The bill, SB 76, was spearheaded by Senator Mark Moores (R-Albuquerque) and Senator Jeff Steinborn (D-Las Cruces). The bill was carried on the House floor by Representative Matthew McQueen (D-Galisteo).
“Killing contests are just blood sports. All they are about is killing as many animals as you can, and not about protecting livestock or property,” said Sen. Moores. “No one is trying to restrict landowners’ ability to kill offending coyotes, but celebrating mass killing is just not good wildlife management.”
“With the signing of this bill, New Mexico is sending a powerful message that we value our wildlife and humane treatment of them,” said Sen. Steinborn.
“These contests are abhorrent and unjustifiable — they are neither hunting nor wildlife management,” said Christopher Smith, southern Rockies wildlife advocate for WildEarth Guardians. “Banning this activity is a step towards science-based and ethical wildlife management and we are grateful to the bill’s sponsors and supporters and the governor.”
“This victory has been nearly two decades in the making, the culmination of a homegrown campaign waged by thousands of dedicated New Mexicans appalled that these gruesome blood sports are hosted in our state,” said Jessica Johnson, chief legislative officer for Animal Protection Voters. “Today, we as a state are taking a giant step toward thoughtful, humane wildlife management and basic human decency.”
“This law makes New Mexico a leader in following sound science in its treatment of wild carnivores,” said Michael Robinson, senior conservation advocate with the Center for Biological Diversity. “We celebrate for coyotes, for endangered wolves that might have been mistakenly killed and for our children learning that humane values are New Mexico values.”
“There is no documented scientific evidence that coyote killing contests serve any legitimate wildlife management purpose,” said Albuquerque-based Project Coyote science advisory board member Dave Parsons, a retired career wildlife biologist with the U.S. Fish and Wildlife Service. “We applaud Gov. Lujan Grisham for taking a strong stance against these ethically and ecologically indefensible events.”
“Coyotes as a species don’t deserve to be vilified. They are important ecosystem managers that regulate populations of rodents and rabbits which are significant competitors for forage with other native herbivores and even livestock,” said Mary Katherine Ray, wildlife chair of the Sierra Club Rio Grande Chapter and long-time resident of rural Socorro county. “The random mass killing of coyotes that occurs with killing competitions is like targeting every cocker spaniel, a similarly sized canine, for death because one may have behaved problematically. The governor was right to sign the bill to stop this.”
“This is a huge victory for New Mexico’s wildlife and New Mexicans,” said Amanda Munro, communications director for the Southwest Environmental Center. “Our wildlife deserves management that reflects broad public opinion, respects all wildlife, and is informed by modern ecological understanding about the value of all species.

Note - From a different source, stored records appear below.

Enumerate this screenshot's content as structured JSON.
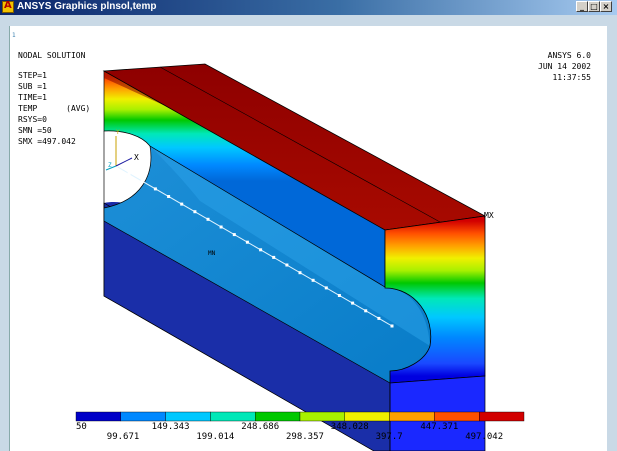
{
  "window": {
    "title": "ANSYS Graphics  plnsol,temp",
    "icon": "ansys-app-icon",
    "controls": {
      "minimize": "_",
      "maximize": "□",
      "close": "×"
    }
  },
  "plot": {
    "heading": "NODAL SOLUTION",
    "info_lines": [
      "STEP=1",
      "SUB =1",
      "TIME=1",
      "TEMP      (AVG)",
      "RSYS=0",
      "SMN =50",
      "SMX =497.042"
    ],
    "product": "ANSYS 6.0",
    "date": "JUN 14 2002",
    "time": "11:37:55",
    "mx_label": "MX",
    "mn_label": "MN",
    "triad": {
      "y": "Y",
      "x": "X",
      "z": "Z"
    },
    "frame_number": "1"
  },
  "legend": {
    "colors": [
      "#0000c8",
      "#0088ff",
      "#00c8ff",
      "#00e8b8",
      "#00c800",
      "#a8f000",
      "#f0f000",
      "#ffa000",
      "#ff5000",
      "#d20000"
    ],
    "top_labels": [
      "50",
      "149.343",
      "248.686",
      "348.028",
      "447.371"
    ],
    "bottom_labels": [
      "99.671",
      "199.014",
      "298.357",
      "397.7",
      "497.042"
    ]
  }
}
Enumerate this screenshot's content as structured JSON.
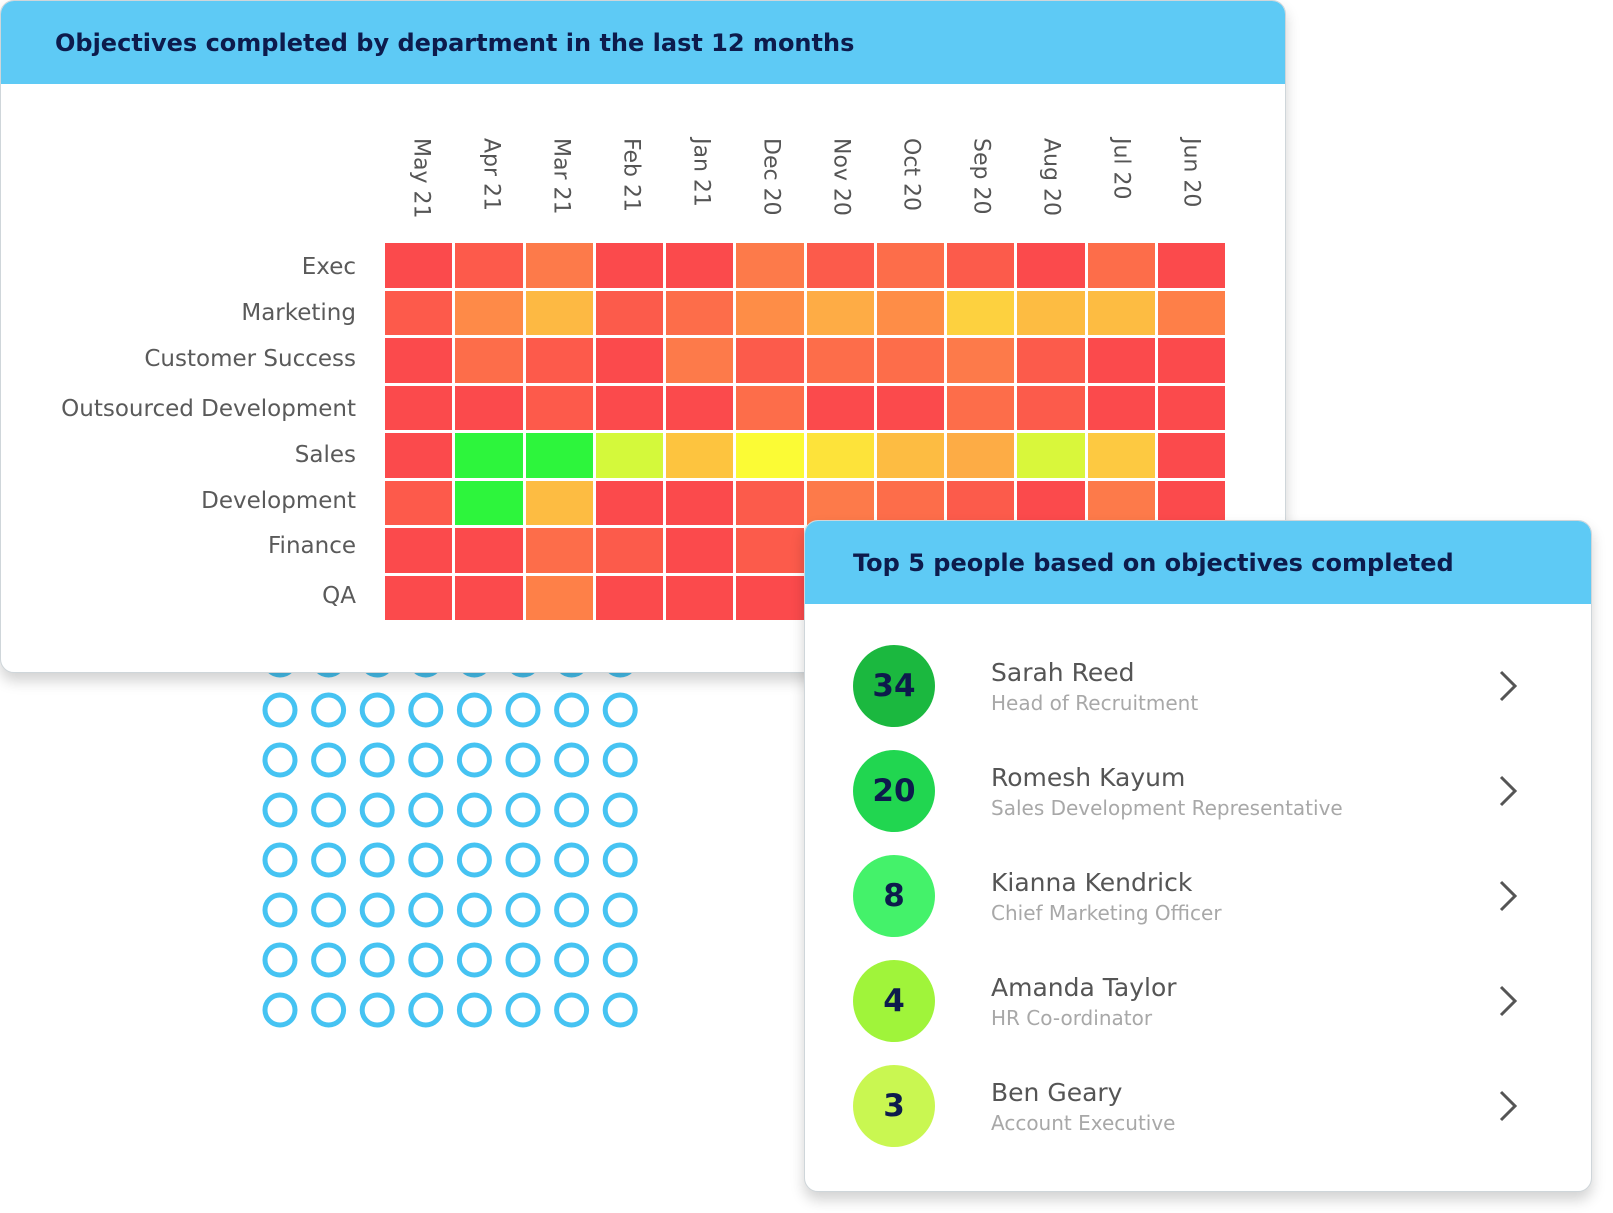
{
  "heatmap": {
    "title": "Objectives completed by department in the last 12 months",
    "months": [
      "May 21",
      "Apr 21",
      "Mar 21",
      "Feb 21",
      "Jan 21",
      "Dec 20",
      "Nov 20",
      "Oct 20",
      "Sep 20",
      "Aug 20",
      "Jul 20",
      "Jun 20"
    ],
    "departments": [
      "Exec",
      "Marketing",
      "Customer Success",
      "Outsourced Development",
      "Sales",
      "Development",
      "Finance",
      "QA"
    ],
    "cell_colors": [
      [
        "#fb4a4c",
        "#fd5a4b",
        "#fd7a4a",
        "#fb4a4c",
        "#fb4a4c",
        "#fd7a4a",
        "#fc5b4b",
        "#fd6d4a",
        "#fc5b4b",
        "#fb4a4c",
        "#fd6d4a",
        "#fb4a4c"
      ],
      [
        "#fd5a4b",
        "#fe8a48",
        "#fdb943",
        "#fc5b4b",
        "#fd6d4a",
        "#fe8d47",
        "#feac45",
        "#fe8d47",
        "#fdd13f",
        "#fdbc42",
        "#fdbc42",
        "#fe7f48"
      ],
      [
        "#fb4a4c",
        "#fd6d4a",
        "#fd5a4b",
        "#fb4a4c",
        "#fd7a4a",
        "#fc5b4b",
        "#fd6d4a",
        "#fd6d4a",
        "#fd7a4a",
        "#fc5b4b",
        "#fb4a4c",
        "#fb4a4c"
      ],
      [
        "#fb4a4c",
        "#fb4a4c",
        "#fd5a4b",
        "#fb4a4c",
        "#fb4a4c",
        "#fd6d4a",
        "#fb4a4c",
        "#fb4a4c",
        "#fd6d4a",
        "#fc5b4b",
        "#fb4a4c",
        "#fb4a4c"
      ],
      [
        "#fb4a4c",
        "#2df53c",
        "#2df53c",
        "#d4f93b",
        "#fdc43f",
        "#fbfb35",
        "#fde33a",
        "#fdbc42",
        "#fdac45",
        "#d9f73b",
        "#fdc941",
        "#fb4a4c"
      ],
      [
        "#fd5a4b",
        "#2df53c",
        "#fdbc42",
        "#fb4a4c",
        "#fb4a4c",
        "#fc5b4b",
        "#fd7a4a",
        "#fd6d4a",
        "#fc5b4b",
        "#fb4a4c",
        "#fd7a4a",
        "#fb4a4c"
      ],
      [
        "#fb4a4c",
        "#fb4a4c",
        "#fd6d4a",
        "#fc5b4b",
        "#fb4a4c",
        "#fc5b4b",
        "#fc5b4b",
        "#fc5b4b",
        "#fc5b4b",
        "#fc5b4b",
        "#fc5b4b",
        "#fc5b4b"
      ],
      [
        "#fb4a4c",
        "#fb4a4c",
        "#fe8048",
        "#fb4a4c",
        "#fb4a4c",
        "#fb4a4c",
        "#fb4a4c",
        "#fb4a4c",
        "#fb4a4c",
        "#fb4a4c",
        "#fb4a4c",
        "#fb4a4c"
      ]
    ]
  },
  "top_people": {
    "title": "Top 5 people based on objectives completed",
    "people": [
      {
        "score": "34",
        "name": "Sarah Reed",
        "role": "Head of Recruitment",
        "badge_color": "#1bb83f"
      },
      {
        "score": "20",
        "name": "Romesh Kayum",
        "role": "Sales Development Representative",
        "badge_color": "#21d650"
      },
      {
        "score": "8",
        "name": "Kianna Kendrick",
        "role": "Chief Marketing Officer",
        "badge_color": "#44f26a"
      },
      {
        "score": "4",
        "name": "Amanda Taylor",
        "role": "HR Co-ordinator",
        "badge_color": "#a0f43a"
      },
      {
        "score": "3",
        "name": "Ben Geary",
        "role": "Account Executive",
        "badge_color": "#c9f751"
      }
    ]
  },
  "colors": {
    "header_bg": "#5ecaf5",
    "header_text": "#0d1b4c",
    "dot_pattern": "#46c3f2"
  }
}
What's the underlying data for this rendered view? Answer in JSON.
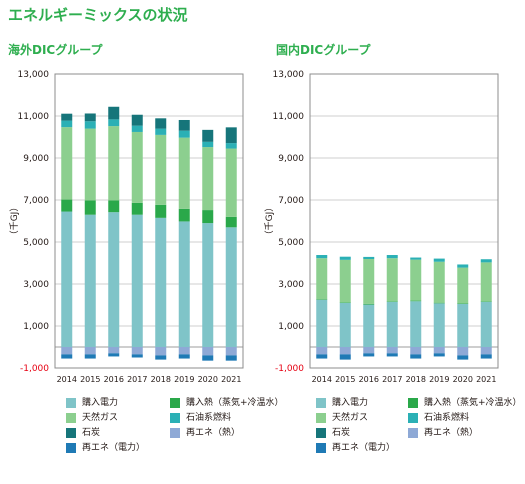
{
  "title": "エネルギーミックスの状況",
  "colors": {
    "purchased_electricity": "#7fc4c8",
    "natural_gas": "#8ccf8f",
    "coal": "#16757a",
    "renewable_electricity": "#1f7ab5",
    "purchased_heat": "#2aa84a",
    "oil_fuel": "#2bb0b5",
    "renewable_heat": "#8ea9d6"
  },
  "legend": [
    {
      "key": "purchased_electricity",
      "label": "購入電力"
    },
    {
      "key": "purchased_heat",
      "label": "購入熱（蒸気+冷温水）"
    },
    {
      "key": "natural_gas",
      "label": "天然ガス"
    },
    {
      "key": "oil_fuel",
      "label": "石油系燃料"
    },
    {
      "key": "coal",
      "label": "石炭"
    },
    {
      "key": "renewable_heat",
      "label": "再エネ（熱）"
    },
    {
      "key": "renewable_electricity",
      "label": "再エネ（電力）"
    }
  ],
  "chart_data": [
    {
      "type": "bar",
      "stacked": true,
      "title": "海外DICグループ",
      "ylabel": "（千GJ）",
      "ylim": [
        -1000,
        13000
      ],
      "yticks": [
        "-1,000",
        "1,000",
        "3,000",
        "5,000",
        "7,000",
        "9,000",
        "11,000",
        "13,000"
      ],
      "categories": [
        "2014",
        "2015",
        "2016",
        "2017",
        "2018",
        "2019",
        "2020",
        "2021"
      ],
      "series": [
        {
          "key": "purchased_electricity",
          "name": "購入電力",
          "values": [
            6450,
            6300,
            6420,
            6300,
            6150,
            5980,
            5900,
            5700
          ]
        },
        {
          "key": "purchased_heat",
          "name": "購入熱（蒸気+冷温水）",
          "values": [
            570,
            680,
            560,
            560,
            620,
            600,
            620,
            500
          ]
        },
        {
          "key": "natural_gas",
          "name": "天然ガス",
          "values": [
            3450,
            3420,
            3540,
            3380,
            3330,
            3390,
            3000,
            3250
          ]
        },
        {
          "key": "oil_fuel",
          "name": "石油系燃料",
          "values": [
            310,
            350,
            320,
            300,
            300,
            330,
            250,
            260
          ]
        },
        {
          "key": "coal",
          "name": "石炭",
          "values": [
            330,
            370,
            600,
            520,
            490,
            510,
            570,
            750
          ]
        },
        {
          "key": "renewable_heat",
          "name": "再エネ（熱）",
          "values": [
            -350,
            -350,
            -300,
            -350,
            -400,
            -350,
            -400,
            -400
          ]
        },
        {
          "key": "renewable_electricity",
          "name": "再エネ（電力）",
          "values": [
            -200,
            -200,
            -150,
            -150,
            -200,
            -200,
            -250,
            -250
          ]
        }
      ]
    },
    {
      "type": "bar",
      "stacked": true,
      "title": "国内DICグループ",
      "ylabel": "（千GJ）",
      "ylim": [
        -1000,
        13000
      ],
      "yticks": [
        "-1,000",
        "1,000",
        "3,000",
        "5,000",
        "7,000",
        "9,000",
        "11,000",
        "13,000"
      ],
      "categories": [
        "2014",
        "2015",
        "2016",
        "2017",
        "2018",
        "2019",
        "2020",
        "2021"
      ],
      "series": [
        {
          "key": "purchased_electricity",
          "name": "購入電力",
          "values": [
            2250,
            2100,
            2020,
            2150,
            2180,
            2080,
            2050,
            2150
          ]
        },
        {
          "key": "purchased_heat",
          "name": "購入熱（蒸気+冷温水）",
          "values": [
            30,
            30,
            30,
            30,
            30,
            30,
            30,
            30
          ]
        },
        {
          "key": "natural_gas",
          "name": "天然ガス",
          "values": [
            1950,
            2020,
            2140,
            2050,
            1950,
            1950,
            1700,
            1850
          ]
        },
        {
          "key": "oil_fuel",
          "name": "石油系燃料",
          "values": [
            150,
            150,
            100,
            150,
            100,
            150,
            150,
            150
          ]
        },
        {
          "key": "coal",
          "name": "石炭",
          "values": [
            0,
            0,
            0,
            0,
            0,
            0,
            0,
            0
          ]
        },
        {
          "key": "renewable_heat",
          "name": "再エネ（熱）",
          "values": [
            -350,
            -350,
            -300,
            -300,
            -350,
            -300,
            -400,
            -350
          ]
        },
        {
          "key": "renewable_electricity",
          "name": "再エネ（電力）",
          "values": [
            -200,
            -250,
            -150,
            -150,
            -200,
            -150,
            -200,
            -200
          ]
        }
      ]
    }
  ]
}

This bill takes New Mexico a giant step in that direction.”
In January, New Mexico State Land Commissioner Stephanie Garcia Richard signed an executive order prohibiting wildlife killing contests for unprotected species on State Trust Lands. California banned the awarding of prizes for killing furbearer and nongame species in 2014, and Vermont banned coyote killing contests in 2018. Cities and counties in Arizona, New Mexico, and Wisconsin have passed resolutions condemning wildlife killing contests.
Wildlife-killing contests occur throughout the United States. The best available science indicates that indiscriminately killing coyotes disrupts pack social structures, which can lead to increased depredation and compensatory breeding.